There is also talk of improving relations with tier suppliers. To help with costs savings, Stellantis had put pressure on long-standing equipment manufacturers and had approached newcomers or smaller groups, even if it meant taking risks in terms of quality. Pressure tactics are normal in the automotive industry. However, Stellantis had set unsustainable financial conditions in terms of prices, deadlines, and payment terms, which many suppliers decided to no longer accept. The manufacturer was therefore exposing itself to restricted access to technological innovations developed by the leaders in automotive equipment. Ultimately, this could become more costly, due to more frequent recall campaigns and module integrations that require the manufacturer to mobilize more resources.
The company must normalize relations between employees and top management. In his book, Carlos Tavares explains with great clarity, honesty, and logic why he did not want to develop a culture within the company. Unfortunately, in the absence of a directed culture, an induced one infused. The boss' isolation and his involvement in all decisions challenged trust in management and led to a lack of accountability. Removing decision-makers at the slightest mistake fueled fear that cascaded down through all levels of the hierarchy. Ultimately, a culture of fear and immobility took hold by default. In its efforts to relaunch programs and create a new dynamic, Stellantis has called back many engineers and managers. The $13 billion invested in the United States by Stellantis requires the hiring of nearly 5,000 people to restart production. It is therefore necessary to rebuild trust with employees. I like to recall the dialogue between Monty Roberts and Clive Warrilow, which suggests that you get more out of employees by winning them over than by giving them orders.

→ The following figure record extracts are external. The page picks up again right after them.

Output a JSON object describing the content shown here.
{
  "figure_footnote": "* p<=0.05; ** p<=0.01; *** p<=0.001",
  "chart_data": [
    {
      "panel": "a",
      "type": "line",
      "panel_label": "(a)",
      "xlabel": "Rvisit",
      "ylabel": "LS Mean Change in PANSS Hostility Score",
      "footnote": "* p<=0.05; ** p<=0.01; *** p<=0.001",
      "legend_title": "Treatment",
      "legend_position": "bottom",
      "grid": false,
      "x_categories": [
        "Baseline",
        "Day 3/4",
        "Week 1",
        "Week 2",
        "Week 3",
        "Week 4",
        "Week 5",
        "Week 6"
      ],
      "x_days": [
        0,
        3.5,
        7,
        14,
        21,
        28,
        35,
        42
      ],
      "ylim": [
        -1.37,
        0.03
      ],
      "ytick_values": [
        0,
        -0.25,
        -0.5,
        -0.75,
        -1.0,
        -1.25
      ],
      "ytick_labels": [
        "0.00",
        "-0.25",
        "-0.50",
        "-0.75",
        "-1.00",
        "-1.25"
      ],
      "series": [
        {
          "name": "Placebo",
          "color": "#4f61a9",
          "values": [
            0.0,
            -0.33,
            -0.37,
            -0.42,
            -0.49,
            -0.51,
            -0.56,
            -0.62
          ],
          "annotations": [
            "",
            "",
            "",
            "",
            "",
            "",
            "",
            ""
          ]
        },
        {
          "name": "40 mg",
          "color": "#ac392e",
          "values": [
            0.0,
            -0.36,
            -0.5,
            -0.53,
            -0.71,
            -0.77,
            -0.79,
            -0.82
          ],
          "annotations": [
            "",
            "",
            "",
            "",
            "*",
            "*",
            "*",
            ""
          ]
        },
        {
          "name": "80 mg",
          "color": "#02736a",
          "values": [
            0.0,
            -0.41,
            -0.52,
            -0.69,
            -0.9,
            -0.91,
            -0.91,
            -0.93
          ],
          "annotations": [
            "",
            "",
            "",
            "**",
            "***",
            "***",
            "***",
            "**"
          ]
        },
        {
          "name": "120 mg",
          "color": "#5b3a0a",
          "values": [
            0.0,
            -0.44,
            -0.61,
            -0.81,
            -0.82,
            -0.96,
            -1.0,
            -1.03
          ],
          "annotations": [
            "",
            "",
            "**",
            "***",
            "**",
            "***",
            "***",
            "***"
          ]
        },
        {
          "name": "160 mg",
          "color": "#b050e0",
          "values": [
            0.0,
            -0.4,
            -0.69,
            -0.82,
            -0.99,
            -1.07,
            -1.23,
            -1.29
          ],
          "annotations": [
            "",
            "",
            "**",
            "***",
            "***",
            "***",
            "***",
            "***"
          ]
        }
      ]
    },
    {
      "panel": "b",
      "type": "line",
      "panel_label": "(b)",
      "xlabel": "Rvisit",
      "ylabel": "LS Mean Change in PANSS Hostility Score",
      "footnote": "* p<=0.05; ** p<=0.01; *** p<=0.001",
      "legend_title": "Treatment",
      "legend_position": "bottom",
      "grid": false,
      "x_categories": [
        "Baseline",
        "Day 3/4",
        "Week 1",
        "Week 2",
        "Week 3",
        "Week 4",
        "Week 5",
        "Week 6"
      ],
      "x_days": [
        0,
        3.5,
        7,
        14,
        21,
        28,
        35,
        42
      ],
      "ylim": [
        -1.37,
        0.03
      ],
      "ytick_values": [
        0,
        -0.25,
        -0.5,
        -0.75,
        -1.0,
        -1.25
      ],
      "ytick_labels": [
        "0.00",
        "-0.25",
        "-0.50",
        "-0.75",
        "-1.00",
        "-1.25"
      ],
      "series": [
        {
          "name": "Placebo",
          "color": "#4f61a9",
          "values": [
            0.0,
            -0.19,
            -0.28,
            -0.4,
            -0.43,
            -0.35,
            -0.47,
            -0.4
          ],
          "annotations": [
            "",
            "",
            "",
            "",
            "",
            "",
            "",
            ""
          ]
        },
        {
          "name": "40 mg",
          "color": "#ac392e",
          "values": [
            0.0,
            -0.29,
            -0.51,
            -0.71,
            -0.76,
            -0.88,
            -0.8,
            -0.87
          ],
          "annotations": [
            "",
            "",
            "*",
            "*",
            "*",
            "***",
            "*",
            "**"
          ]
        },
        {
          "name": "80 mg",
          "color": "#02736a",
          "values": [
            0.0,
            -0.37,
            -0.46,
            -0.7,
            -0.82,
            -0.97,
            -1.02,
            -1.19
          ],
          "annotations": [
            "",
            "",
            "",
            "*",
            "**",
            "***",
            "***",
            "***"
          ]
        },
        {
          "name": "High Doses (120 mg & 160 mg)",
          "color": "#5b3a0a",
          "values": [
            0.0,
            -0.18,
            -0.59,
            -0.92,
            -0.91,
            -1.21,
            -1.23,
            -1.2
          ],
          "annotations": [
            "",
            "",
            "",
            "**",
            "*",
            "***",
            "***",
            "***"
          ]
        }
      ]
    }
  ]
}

Ultimately, the relationship with shareholders would also be normalized. In a company like Stellantis, the CEO does not stand alongside the chairman and shareholders. He is their employee. Antonio Filosa must therefore design his project in line with the measures and directions taken by John Elkann during his interim CEO period. This does not prevent the new CEO from making major strategic decisions and establishing his team. Recent changes show differences with the interim team formed last December by John Elkann, as evidenced by the departures of Doug Osterman and Arnaud Deboeuf, as well as the change in position of Jean-Philippe Imparato.

Demonstrating foresight
Antonio Filosa does not have an easy task. He needs to generate new momentum without undermining his predecessor's efforts in terms of efficiency. It's a balancing act. He needs to know how to allocate and adjust spending to revive the product line, sales, and restore financial performance in a complex economic and political context. Antonio Filosa must do what it takes to regain the confidence of the financial markets. The value of STLA shares plummeted starting in May 2024 and seems to have been recovering since the beginning of September this year. The CEO must show consideration for all the players in his ecosystem while remaining vigilant. He must adapt to market conditions, technological developments, and the expectations of customers, employees, and shareholders. This requires dealing with suppliers and dealers.

Finally, the top management must rebuild and consolidate the foundations of a group that has suffered from a lack of a more consolidated approach, strategy, empathy, and foresight since its creation in 2021. The outlines of the group's strategy are slowly taking shape, but we will clearly have to wait until early next year for it to be fully unveiled.